SALT LAKE CITY – A plea agreement for a Utah businessman accused of running a $350 million fraud scheme through his company fell apart Friday in U.S. District Court in Salt Lake City.
Federal prosecutors initially charged 37-year-old Jeremy Johnson of St. George with one count of mail fraud related to his Internet-based business operations.
Johnson was set to enter a guilty plea Friday to two additional charges of bank fraud and money laundering as part of an agreement with the government.
But the agreement fell apart after Johnson and prosecutors disagreed over the terms and a list of people that Johnson wanted to ensure would not be prosecuted.
Johnson instead decided to maintain his not guilty plea and the case is set to go to trial.
After a court hearing Friday, Johnson said he wanted a chance to prove his innocence in court.
If convicted, he could face decades in prison.
Prosecutors on Friday said they plan to file a new indictment in the case within a month, but would not comment on whether other people besides Johnson would be charged.
Prosecutors allege that Johnson's company, iWorks, sent software to consumers for a supposedly risk-free trial but billed them anyway.
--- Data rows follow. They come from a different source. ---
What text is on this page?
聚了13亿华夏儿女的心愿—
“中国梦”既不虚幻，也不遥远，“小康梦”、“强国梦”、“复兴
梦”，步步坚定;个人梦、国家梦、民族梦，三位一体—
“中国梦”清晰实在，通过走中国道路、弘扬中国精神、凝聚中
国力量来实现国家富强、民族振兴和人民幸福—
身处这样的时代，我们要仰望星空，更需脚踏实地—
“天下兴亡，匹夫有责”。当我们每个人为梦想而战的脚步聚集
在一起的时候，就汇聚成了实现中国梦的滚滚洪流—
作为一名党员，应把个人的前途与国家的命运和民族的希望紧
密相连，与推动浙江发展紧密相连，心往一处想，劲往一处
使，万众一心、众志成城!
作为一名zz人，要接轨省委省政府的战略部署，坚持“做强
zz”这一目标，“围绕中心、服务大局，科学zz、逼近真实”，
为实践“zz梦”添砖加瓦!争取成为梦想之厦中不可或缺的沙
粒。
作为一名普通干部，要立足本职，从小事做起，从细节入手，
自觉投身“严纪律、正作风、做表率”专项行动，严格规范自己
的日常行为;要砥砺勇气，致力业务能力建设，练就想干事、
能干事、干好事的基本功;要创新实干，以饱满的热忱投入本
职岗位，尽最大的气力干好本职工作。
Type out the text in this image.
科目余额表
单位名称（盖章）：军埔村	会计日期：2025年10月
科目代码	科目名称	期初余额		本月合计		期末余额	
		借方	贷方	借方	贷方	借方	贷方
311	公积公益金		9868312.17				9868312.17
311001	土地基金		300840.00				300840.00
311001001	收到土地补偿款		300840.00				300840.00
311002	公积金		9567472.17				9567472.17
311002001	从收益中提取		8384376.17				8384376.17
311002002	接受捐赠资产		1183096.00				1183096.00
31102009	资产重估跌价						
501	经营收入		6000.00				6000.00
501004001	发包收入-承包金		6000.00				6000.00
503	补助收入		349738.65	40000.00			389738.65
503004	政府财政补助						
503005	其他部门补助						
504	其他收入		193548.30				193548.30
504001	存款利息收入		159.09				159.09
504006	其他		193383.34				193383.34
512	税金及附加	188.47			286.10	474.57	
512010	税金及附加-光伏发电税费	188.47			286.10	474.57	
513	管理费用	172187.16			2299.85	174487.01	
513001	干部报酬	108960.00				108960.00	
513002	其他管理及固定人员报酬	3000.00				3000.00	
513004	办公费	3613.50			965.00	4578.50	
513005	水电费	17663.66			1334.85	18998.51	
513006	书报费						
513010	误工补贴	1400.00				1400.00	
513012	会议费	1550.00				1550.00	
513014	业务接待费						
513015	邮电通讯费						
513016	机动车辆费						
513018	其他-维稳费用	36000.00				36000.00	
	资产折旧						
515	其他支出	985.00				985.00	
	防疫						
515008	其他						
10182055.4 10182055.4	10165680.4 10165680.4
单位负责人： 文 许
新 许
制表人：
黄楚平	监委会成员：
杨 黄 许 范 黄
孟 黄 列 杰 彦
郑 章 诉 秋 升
The company mailed consumers CDs that contained information about government grants for personal, business and education expenses, prosecutors have said.
The Federal Trade Commission has also filed a civil suit against Johnson and nine business associates in Las Vegas.
Johnson is a well-known Utah businessman and philanthropist who has donated generously to charities and to the political campaigns of former Utah Attorney General Mark Shurtleff. Johnson also has used his personal helicopters to aid search and rescue efforts in southern.
Johnson made international headlines in January 2010 when he purchased a plane to fly doctors and other critical supplies to Haiti following a devastating earthquake.
He was arrested at a Phoenix airport in 2011, carrying more than $26,000 in cash and a one-way plane ticket to Costa Rica.
He is currently free on a $2.8 million bond.